30 - Mitt Romney (24 pledged and 6 RNC)
21 - Mike Huckabee (18 pledged and 3 RNC)
10 - John McCain (10 pledged and 0 RNC)
6 - Fred Thompson (6 pledged and 0 RNC)
2 - Ron Paul (2 pledged and 0 RNC)
1 - Rudy Giuliani (0 pledged and 1 RNC)
1 - Duncan Hunter (1 pledged and 0 RNC)

All the pundits, the same that predicted a big Obama New Hampshire win, keep saying Romney is done if he doesn’t win this race or another and keeps coming in second. That would be true in a Gore-vs.-Bradley-2000-like campaign. In that race, it was a zero-sum game. One candidate would “win” and the other would “lose.” But a round-robin series of anti-Romney candidates “winning” only allows the only truly national candidate to continue to keep his lead in overall primary and caucus votes and more importantly, delegate counts.

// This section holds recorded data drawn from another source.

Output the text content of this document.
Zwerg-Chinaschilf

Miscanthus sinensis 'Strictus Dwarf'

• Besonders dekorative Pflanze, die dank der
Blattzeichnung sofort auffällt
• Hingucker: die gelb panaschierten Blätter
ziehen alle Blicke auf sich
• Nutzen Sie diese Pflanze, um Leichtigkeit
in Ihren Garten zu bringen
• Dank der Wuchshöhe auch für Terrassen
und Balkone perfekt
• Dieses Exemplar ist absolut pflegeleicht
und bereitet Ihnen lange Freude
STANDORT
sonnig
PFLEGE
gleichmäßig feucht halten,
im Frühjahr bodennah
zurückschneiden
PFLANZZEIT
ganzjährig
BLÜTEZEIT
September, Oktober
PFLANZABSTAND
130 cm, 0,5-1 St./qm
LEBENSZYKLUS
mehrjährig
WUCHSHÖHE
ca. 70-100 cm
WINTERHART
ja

Say Mitt comes in second in Michigan. Who will be the delegate leader after that race? Romney still.

The pundits should drop the “Romney must win all early contests to beat Giuliani in Florida and on Super Tuesday” path to victory meme? They refuse to rethink the campaign and continue to call Romney a loser. But he’s still in the best position to win the nomination. Who’s in a better position organizationally, financially and politically? Aren’t the pundits implicitly saying Rudy’s strategy is still working by holding Romney to his initial early contest plan? If not, what is the new theory of the campaign?

I’ll say it again, Romney can hijack Rudy’s strategy, especially in a compressed contest calendar where campaigns can’t score and spend significant cash infusions in time to move the neddle. The self-financed Romney can compete nationally, the others (McCain and Huckabee) can’t.

On to Michigan. Romney’s birthplace. Let’s see how a week of Rush Limbaugh teeing off on John McCain can do to the Straight Talker.